March 2020 civilian worker single coverage estimates show that:
In order to show the distribution of flat dollar medical care premiums, estimates are available by the following percentiles: 10th, 25th, 50th, 75th, and 90th. The benefits publication presents the monthly premium amount, but for this fact sheet the amounts were multiplied by 12 to show annual premium amounts. The median (50th percentile) is where half of workers have premiums less than and half of workers have premiums more than the stated premium amount. The median annual premium for civilian workers was $1,440.72 for single coverage medical care benefits and $5,700.60 for family coverage. (See chart 1 and table 15 of the annual bulletin.)
State and local government workers in the lowest 25 percent wage category had a median annual premium amount of $1,068.00 for single coverage. For workers at the highest 25 percent wage category, the contribution at the 90th percentile was $3,676.68. (See chart 2 and table 15 of the annual bulletin.)
Private industry workers in the lowest 25 percent wage category had a median annual premium amount of $1,526.76 for single coverage. (See chart 3 and table 15 of the annual bulletin.)
The share of premiums paid by state and local government workers (regardless of contribution requirement) in the lowest 25 percent wage category was 13 percent and 15 percent for those in the highest 25 percent wage category for single coverage plans. In private industry, workers in the lowest 25 percent wage category paid 24 percent of premiums and those in the highest 25 percent wage category paid 20 percent for single coverage plans. (See chart 4 and table 10 of the annual bulletin.)
The glossary of employee benefit terms provides definitions for plans, provisions, coverage, and related terms. The National Compensation Measures Handbook of Methods provides information on the survey design, calculations, weighting, and imputation methods used to produce compensation estimates. The calculation section includes information on the measures of reliability available for each estimate.
Estimates on the cost, coverage, and provisions of employer–sponsored benefit plans from 2010 to 2020 are available through the Excel dataset, and public database.
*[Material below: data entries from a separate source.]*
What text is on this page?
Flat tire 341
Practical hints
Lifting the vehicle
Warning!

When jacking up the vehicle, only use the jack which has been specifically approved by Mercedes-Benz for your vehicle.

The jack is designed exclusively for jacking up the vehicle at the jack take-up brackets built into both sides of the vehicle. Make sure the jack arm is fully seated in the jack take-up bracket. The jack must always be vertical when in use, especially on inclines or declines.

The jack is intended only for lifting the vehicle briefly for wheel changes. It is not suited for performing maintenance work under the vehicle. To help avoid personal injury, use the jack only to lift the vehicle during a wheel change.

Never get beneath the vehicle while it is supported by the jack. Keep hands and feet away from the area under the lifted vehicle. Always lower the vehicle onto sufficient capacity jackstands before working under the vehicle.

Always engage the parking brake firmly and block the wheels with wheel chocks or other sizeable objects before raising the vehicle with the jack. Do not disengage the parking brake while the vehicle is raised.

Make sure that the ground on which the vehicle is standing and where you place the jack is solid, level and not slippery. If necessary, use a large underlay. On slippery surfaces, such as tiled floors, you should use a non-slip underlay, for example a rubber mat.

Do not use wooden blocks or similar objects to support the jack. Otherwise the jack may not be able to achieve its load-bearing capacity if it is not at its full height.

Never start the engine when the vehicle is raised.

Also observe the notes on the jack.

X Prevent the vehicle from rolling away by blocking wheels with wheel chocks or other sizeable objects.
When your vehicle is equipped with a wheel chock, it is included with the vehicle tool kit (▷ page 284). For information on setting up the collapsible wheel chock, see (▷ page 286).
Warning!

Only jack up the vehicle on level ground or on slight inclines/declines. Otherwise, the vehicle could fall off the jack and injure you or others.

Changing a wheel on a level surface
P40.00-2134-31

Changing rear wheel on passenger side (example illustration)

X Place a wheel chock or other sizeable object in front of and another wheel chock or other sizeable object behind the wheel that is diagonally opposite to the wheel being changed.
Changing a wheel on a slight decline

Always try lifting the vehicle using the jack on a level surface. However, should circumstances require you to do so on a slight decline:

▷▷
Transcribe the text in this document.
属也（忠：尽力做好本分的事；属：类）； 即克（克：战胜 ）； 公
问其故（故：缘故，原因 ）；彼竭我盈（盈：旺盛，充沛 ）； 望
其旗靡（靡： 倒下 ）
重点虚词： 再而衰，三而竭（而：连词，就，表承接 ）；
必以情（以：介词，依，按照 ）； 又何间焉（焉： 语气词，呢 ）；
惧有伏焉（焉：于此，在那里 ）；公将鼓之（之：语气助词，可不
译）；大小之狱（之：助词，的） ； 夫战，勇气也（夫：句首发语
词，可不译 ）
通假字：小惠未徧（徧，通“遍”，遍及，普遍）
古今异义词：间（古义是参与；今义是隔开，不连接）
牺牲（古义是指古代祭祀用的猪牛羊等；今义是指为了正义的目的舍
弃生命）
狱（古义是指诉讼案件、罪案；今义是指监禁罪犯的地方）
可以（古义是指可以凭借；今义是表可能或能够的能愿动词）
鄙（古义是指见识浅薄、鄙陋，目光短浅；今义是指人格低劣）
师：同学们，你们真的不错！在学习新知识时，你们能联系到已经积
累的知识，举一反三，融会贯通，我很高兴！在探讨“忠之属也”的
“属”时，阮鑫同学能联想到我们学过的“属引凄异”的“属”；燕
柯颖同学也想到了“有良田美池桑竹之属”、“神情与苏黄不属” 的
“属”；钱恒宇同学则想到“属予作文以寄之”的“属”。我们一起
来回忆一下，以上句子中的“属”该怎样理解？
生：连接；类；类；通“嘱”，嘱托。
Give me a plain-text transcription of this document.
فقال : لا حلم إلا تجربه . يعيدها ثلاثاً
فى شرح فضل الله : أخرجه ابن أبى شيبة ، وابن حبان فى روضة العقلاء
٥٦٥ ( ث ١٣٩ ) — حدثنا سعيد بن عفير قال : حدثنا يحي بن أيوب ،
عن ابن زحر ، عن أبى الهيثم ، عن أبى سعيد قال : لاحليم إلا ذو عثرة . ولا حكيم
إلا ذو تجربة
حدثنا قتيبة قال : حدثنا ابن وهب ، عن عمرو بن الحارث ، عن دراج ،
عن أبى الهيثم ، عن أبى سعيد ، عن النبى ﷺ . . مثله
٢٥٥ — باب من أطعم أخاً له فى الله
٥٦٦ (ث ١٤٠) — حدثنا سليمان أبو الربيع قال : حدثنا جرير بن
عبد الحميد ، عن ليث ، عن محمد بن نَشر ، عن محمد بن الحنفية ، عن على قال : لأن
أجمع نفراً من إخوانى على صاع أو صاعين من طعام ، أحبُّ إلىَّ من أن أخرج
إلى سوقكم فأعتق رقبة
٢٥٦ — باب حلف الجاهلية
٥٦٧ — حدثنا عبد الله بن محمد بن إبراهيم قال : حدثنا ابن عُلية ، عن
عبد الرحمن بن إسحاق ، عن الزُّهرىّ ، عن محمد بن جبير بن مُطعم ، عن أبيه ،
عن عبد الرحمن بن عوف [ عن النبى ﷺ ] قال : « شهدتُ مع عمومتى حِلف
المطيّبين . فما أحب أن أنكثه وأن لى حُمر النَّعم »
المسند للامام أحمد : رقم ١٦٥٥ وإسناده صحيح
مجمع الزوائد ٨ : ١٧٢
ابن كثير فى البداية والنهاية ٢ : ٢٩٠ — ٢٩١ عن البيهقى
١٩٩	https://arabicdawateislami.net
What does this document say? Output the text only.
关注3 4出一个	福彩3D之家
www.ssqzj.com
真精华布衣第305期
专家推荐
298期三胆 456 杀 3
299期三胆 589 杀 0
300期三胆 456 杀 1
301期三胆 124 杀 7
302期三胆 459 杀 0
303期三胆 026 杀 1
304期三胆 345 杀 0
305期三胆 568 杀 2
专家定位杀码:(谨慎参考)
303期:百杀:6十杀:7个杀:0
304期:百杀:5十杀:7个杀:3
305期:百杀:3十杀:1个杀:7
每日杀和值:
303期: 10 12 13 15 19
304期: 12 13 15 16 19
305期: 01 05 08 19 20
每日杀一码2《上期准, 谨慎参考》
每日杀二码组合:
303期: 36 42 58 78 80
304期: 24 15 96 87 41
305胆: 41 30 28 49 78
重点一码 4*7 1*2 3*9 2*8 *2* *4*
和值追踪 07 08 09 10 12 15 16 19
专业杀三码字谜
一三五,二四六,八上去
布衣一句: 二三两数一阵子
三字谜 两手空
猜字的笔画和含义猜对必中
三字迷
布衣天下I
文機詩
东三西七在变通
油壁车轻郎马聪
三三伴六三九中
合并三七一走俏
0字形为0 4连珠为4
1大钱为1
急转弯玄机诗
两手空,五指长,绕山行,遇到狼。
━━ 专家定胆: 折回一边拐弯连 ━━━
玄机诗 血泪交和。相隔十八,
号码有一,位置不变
Historical data are available on the publications page. Benefit estimates are not a time series and users are advised to consider changes in survey design, survey scope, estimation methods, weighting, and sample rotation when analyzing the data.
 Data from Employer Costs for Employee Compensation (ECEC) Table 1
 Flat–dollar–amount contribution requirements are a fixed dollar amount. Variable–dollar–amount requirements may vary by dollar amount depending on other factors — for example, the amount may vary by employee’s earnings or length of service.